Undernews is the online report of the Progressive Review, edited by Sam Smith, who has covered Washington during all or part of one quarter of America's presidencies and edited alternative journals since 1964. The Review has been on the web since 1995. See main page for full contents

May 8, 2009


Washington Post - The FBI and Virginia State Police are searching for hackers who demanded that the state pay them a $10 million ransom by Thursday for the return of millions of personal pharmaceutical records they say they stole from the state's prescription drug database. The hackers claim to have accessed 8 million patient records and 35 million prescriptions collected by the Prescription Monitoring Program. . .
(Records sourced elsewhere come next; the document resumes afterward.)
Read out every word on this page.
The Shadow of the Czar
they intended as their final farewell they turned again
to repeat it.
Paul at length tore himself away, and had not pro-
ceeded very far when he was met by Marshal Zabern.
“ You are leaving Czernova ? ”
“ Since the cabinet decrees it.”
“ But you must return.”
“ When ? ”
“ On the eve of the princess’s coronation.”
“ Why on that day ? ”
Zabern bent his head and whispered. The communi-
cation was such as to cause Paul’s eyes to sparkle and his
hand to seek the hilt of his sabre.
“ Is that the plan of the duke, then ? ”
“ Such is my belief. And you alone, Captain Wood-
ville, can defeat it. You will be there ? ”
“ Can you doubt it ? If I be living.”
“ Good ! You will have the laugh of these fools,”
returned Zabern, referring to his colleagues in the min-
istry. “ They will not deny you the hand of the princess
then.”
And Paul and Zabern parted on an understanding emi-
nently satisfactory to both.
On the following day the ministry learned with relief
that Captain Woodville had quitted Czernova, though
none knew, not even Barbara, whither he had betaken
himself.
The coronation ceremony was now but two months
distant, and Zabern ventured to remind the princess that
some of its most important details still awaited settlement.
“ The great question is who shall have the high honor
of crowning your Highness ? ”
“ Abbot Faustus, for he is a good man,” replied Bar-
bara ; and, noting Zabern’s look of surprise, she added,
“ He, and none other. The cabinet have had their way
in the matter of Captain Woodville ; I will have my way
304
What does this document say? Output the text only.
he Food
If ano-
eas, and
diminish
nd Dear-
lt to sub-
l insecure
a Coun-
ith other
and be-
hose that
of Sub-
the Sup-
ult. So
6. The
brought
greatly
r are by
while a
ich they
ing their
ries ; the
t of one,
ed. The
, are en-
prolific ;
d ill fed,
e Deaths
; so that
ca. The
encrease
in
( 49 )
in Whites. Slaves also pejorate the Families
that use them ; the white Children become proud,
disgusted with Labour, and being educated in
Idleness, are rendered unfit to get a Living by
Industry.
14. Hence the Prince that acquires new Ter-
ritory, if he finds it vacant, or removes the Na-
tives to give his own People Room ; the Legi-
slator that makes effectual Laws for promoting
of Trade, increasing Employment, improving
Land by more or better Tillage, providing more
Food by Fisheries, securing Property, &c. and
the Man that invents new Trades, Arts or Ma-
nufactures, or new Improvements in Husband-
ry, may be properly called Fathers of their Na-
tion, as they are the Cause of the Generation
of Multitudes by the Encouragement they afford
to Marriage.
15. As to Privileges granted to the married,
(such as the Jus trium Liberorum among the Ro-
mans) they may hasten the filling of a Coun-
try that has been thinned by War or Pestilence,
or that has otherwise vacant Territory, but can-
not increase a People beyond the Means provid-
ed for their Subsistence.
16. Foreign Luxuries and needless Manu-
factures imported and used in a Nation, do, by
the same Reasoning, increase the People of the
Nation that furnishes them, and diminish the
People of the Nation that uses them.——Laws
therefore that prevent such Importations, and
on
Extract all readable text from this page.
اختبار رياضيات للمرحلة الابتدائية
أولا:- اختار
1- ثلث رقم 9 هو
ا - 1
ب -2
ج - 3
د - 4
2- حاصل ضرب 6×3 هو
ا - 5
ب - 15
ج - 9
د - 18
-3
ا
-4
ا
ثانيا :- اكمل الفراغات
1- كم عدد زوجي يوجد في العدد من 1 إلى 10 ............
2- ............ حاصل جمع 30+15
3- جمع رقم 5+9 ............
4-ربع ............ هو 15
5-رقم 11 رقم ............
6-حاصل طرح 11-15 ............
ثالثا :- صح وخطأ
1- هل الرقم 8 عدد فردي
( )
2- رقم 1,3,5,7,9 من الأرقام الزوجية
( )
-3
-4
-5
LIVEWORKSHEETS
State officials say it is unclear whether the hackers were able to view the patient records, as they have claimed. If the theft is real, it would be the most serious cybercrime the state has faced in recent history.

The state-run database helps doctors and pharmacies track powerful narcotics and painkillers to reduce the abuse, theft and illegal sale of the controlled substances sold under labels including OxyContin and Vicodin. It was set up as a pilot program in southwestern Virginia in 2003 and went statewide in 2006. About 2,500 health-care professionals have access to the data.

Emily Wingfield, chief deputy director of the Department of Health Professions, said the database contained 31.3 million prescription records as of Jan. 1. About 1 million records are added every month, she said.